Cet album offre quatre bonus tracks, mais aucune chanson inédite, juste quatre versions différentes de la moitié de l’album avec He was a big freak, Don’t call her no tramp, Git in there et 70’s Blues. Les morceaux ont été enregistrés au tournant de 1973-1974. L’album est sorti en 1974. J’ai encore deux albums géniaux à présenter de Betty Davis, voilà la bonne nouvelle. Je n’ai plus que deux albums géniaux à signaler à l’attention de la part de Betty Davis, voilà, en revanche, la mauvaise nouvelle.
Nous n’avons pu demander à Rimbaud pourquoi il avait renoncé à la poésie et comment il avait vécu cela.

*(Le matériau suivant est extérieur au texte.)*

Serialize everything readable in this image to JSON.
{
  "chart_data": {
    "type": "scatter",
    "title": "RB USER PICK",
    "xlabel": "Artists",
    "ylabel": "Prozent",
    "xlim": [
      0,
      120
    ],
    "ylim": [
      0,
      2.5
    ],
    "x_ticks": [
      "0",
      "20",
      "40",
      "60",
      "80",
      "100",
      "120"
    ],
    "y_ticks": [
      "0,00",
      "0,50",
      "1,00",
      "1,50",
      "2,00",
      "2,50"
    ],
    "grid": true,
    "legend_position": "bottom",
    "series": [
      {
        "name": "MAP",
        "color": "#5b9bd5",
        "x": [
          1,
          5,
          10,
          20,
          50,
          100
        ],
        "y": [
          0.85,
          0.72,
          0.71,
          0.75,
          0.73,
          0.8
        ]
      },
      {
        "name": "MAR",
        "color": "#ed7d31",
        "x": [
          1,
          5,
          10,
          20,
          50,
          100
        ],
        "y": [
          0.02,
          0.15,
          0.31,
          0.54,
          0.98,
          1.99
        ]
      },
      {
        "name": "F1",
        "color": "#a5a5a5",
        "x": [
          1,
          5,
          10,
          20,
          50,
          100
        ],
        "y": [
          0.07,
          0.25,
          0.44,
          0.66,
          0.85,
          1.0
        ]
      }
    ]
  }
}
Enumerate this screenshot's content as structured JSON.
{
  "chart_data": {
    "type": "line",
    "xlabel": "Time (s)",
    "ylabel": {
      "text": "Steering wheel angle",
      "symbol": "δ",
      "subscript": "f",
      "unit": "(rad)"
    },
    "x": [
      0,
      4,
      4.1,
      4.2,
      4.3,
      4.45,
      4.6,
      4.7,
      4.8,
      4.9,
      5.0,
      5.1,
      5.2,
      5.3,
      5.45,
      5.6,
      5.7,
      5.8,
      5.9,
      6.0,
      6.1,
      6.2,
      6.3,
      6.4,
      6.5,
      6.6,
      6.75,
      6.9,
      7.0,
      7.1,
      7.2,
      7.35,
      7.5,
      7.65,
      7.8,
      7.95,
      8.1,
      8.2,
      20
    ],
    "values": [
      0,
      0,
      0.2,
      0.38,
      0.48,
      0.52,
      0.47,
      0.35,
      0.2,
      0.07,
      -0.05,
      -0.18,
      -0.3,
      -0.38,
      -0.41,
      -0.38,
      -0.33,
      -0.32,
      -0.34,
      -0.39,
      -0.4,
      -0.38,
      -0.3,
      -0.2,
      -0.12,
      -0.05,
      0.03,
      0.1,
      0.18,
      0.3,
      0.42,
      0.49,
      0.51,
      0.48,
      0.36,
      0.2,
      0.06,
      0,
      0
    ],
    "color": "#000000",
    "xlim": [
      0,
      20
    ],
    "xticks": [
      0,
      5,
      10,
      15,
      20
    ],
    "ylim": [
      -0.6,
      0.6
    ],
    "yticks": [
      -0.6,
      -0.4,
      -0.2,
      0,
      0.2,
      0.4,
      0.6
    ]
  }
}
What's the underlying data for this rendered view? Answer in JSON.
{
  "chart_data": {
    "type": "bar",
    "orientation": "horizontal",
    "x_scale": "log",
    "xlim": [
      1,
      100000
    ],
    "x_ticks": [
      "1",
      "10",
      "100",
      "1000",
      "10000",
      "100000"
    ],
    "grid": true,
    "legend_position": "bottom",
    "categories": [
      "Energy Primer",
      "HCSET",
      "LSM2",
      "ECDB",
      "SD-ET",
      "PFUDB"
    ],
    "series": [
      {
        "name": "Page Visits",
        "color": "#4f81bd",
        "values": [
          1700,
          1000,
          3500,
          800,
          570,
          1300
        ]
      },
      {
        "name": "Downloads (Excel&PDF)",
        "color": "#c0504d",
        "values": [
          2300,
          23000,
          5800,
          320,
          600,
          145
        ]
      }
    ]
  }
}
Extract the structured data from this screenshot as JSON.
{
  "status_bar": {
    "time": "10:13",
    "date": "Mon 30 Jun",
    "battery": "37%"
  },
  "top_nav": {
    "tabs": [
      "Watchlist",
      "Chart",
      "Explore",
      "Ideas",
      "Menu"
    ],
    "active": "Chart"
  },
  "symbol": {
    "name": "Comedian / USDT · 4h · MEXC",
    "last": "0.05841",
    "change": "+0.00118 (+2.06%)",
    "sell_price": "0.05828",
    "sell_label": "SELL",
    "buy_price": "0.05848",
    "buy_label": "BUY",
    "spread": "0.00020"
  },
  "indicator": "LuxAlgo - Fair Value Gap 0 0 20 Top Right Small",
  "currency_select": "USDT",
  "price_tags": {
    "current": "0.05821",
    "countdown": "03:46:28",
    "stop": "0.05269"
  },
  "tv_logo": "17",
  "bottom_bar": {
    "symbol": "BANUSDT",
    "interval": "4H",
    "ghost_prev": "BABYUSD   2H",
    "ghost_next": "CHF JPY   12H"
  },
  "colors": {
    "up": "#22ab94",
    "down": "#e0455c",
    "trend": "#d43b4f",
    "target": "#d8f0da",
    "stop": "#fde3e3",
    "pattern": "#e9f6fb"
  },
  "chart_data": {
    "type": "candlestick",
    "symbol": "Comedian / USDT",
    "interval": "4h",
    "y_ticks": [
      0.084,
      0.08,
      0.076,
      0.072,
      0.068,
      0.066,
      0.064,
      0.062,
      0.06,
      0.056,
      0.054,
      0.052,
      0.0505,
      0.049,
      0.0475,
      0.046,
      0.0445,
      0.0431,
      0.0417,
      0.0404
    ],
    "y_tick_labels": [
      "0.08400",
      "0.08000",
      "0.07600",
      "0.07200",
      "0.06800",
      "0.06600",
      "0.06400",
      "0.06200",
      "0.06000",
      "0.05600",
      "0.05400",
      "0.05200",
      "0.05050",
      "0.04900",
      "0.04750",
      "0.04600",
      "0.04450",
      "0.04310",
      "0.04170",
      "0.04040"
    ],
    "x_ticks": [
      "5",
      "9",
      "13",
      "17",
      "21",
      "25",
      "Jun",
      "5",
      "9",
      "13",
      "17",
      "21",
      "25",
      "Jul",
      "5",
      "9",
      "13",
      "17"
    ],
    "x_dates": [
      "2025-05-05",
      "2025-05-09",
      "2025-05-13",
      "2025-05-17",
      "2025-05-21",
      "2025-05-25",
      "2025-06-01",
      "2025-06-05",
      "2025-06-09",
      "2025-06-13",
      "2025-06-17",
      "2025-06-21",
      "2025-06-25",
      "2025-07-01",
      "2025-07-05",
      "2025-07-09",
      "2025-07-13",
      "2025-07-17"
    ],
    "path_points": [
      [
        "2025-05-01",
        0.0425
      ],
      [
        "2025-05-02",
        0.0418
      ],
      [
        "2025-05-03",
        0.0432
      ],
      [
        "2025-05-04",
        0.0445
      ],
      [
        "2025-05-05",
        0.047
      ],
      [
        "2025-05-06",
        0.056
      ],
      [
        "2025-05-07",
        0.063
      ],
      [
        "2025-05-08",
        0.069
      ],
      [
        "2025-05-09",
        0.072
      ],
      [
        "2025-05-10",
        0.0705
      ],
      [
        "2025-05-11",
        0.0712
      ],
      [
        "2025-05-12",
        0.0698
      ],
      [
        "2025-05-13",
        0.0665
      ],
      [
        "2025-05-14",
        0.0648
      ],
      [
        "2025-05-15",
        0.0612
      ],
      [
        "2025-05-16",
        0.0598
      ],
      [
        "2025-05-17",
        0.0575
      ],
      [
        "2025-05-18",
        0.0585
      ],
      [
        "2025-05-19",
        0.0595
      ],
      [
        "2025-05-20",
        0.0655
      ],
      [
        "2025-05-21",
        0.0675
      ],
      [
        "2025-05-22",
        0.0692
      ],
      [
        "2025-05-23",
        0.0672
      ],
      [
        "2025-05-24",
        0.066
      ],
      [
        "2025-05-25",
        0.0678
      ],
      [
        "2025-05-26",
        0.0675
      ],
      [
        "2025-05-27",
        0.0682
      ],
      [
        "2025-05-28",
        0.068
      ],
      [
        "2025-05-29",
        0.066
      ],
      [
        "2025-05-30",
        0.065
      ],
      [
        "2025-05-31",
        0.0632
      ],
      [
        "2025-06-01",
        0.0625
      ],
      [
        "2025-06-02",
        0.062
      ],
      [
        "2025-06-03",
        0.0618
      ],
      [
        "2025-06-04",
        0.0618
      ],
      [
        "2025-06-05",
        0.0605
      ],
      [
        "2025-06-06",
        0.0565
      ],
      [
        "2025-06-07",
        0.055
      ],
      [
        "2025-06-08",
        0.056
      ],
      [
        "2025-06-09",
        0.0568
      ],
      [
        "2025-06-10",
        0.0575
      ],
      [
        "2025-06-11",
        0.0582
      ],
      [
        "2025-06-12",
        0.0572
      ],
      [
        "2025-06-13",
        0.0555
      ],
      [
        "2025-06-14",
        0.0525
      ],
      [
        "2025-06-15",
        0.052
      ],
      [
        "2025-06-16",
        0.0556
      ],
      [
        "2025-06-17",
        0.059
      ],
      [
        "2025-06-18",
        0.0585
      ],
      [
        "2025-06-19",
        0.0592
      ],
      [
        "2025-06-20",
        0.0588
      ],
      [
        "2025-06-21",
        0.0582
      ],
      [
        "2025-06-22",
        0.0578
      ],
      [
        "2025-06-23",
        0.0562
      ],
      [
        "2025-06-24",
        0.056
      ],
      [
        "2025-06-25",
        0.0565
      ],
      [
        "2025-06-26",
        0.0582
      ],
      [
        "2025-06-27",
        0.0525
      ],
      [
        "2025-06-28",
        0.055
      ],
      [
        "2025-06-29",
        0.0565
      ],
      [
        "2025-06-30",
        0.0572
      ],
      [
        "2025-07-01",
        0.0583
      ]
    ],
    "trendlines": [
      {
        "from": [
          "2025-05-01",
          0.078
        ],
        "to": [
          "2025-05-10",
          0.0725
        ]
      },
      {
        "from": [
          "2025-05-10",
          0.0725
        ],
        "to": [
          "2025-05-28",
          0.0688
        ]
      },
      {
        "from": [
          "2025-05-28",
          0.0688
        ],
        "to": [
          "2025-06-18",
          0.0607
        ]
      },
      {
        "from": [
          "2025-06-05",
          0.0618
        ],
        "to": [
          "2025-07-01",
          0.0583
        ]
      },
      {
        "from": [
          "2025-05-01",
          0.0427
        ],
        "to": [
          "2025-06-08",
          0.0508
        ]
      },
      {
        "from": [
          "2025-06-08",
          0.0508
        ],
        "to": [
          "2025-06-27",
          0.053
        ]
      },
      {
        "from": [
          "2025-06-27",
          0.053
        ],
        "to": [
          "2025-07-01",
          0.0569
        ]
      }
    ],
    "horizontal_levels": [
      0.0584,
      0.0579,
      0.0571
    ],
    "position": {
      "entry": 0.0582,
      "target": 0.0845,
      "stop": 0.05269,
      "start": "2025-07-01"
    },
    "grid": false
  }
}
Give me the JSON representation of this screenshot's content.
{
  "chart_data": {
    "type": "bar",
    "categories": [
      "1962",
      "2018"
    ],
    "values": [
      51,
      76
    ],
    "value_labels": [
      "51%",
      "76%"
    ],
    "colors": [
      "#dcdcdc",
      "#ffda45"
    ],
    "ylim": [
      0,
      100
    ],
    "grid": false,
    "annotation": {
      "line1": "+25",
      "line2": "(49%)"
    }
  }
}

Le silence de Rimbaud n’ayant rien que de très naturel à mon sens, vu ce qu’il s’est passé, proposons-nous tout de même d’ouvrir une fenêtre sur les réponses de Betty Davis à ce genre de questions (simple précision, après ces trois premiers albums, Betty a enregistré deux albums au même titre qui sont demeurés inédits, seul le premier est génial, l’autre plus tardif est un peu désappointant malgré le papier qui signale notamment la collaboration de Marthe Reeves sans que je n’ai tout bien compris) :

-          Did you record any material after your fifth album ?
-          No.
-          Why not ?
-          I just didn’t.
-          Did you no longer have any interest in making music ?
-          I thought about it, but I just lost interest.
-          Why did you let music go ?
-          I just did, that’s all.
-          Have you missed it since ?
-          No.
-          When you stopped making music, what did you do instead ?
-          Nothing really.

35 & 36. Chocolate Watch Band : No way out / The Inner mystique, plus 44 et Melts in your brain… not on your wrist (the complete recordings !)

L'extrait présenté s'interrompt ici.